Surrounded by beautiful houses and with lush green swards, Szabadság tér is like a small oasis in the very heart of the town. In the famous Café Szabadság the visitor can relax with a cup of excellent coffee while enjoying the view of this spacious square. On its south side stands the massive art nouveau building of the New College (1911), which also houses the Library and the Ráday Ecclesiastical Museum.
As well as his extensive work in Budapest, the architect Miklós Ybl designed the Evangelical Church (1861-63). Its ground plan is in the form of a Greek cross. Built in Neo-Romanesque style, the church contains two beautiful late 19th C tiled stoves made in the Zsolnay factory in Pécs.
Built in 1683-84 and extended in the late 18th C., the Reformed Church stands on the remains of a medieval church. The choir is Classical in style whereas the pulpit shows Rococo characteristics.
Toy Museum and Workshops
"Sorakatenus" is the name given to the Toy Museum founded some ten years ago. The special thing about it is that it combines a museum and a workshop - not only are toys dating back to the early 19th C exhibited but also children and young people can try their hand at making toys in the workshop, under the guidance of skilled teachers.
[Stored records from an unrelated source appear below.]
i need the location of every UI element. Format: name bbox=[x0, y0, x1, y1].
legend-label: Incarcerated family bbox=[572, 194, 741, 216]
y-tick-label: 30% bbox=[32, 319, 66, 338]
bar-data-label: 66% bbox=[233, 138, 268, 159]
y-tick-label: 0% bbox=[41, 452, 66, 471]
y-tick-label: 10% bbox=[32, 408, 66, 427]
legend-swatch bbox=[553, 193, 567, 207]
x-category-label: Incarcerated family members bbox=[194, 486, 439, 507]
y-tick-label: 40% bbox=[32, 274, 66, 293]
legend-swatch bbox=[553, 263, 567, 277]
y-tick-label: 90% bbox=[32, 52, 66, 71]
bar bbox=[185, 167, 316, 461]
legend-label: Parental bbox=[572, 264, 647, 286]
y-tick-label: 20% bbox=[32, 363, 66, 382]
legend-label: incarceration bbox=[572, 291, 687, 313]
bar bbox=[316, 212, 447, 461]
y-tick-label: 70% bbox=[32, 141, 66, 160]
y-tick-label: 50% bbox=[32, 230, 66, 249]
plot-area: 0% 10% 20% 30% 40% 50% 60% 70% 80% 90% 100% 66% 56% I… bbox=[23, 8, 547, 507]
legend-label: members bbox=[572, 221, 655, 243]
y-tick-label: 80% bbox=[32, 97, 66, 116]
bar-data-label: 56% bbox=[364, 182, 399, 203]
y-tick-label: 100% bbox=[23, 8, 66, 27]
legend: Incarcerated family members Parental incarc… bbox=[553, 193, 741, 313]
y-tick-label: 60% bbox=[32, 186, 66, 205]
Museum of Hungarian Folk Art
An old 19th C. building now houses the Museum of Hungarian Folk Art. Its exhibits include pottery, carvings in wood and ivory, weaving and crochet work from about 1960 onwards.
Hungarian Photography Museum
József Katona Museum
The József Katona Museum is located in the park of the same name. It provides detailed information on the history of the region (archaeology, ethnology, local art).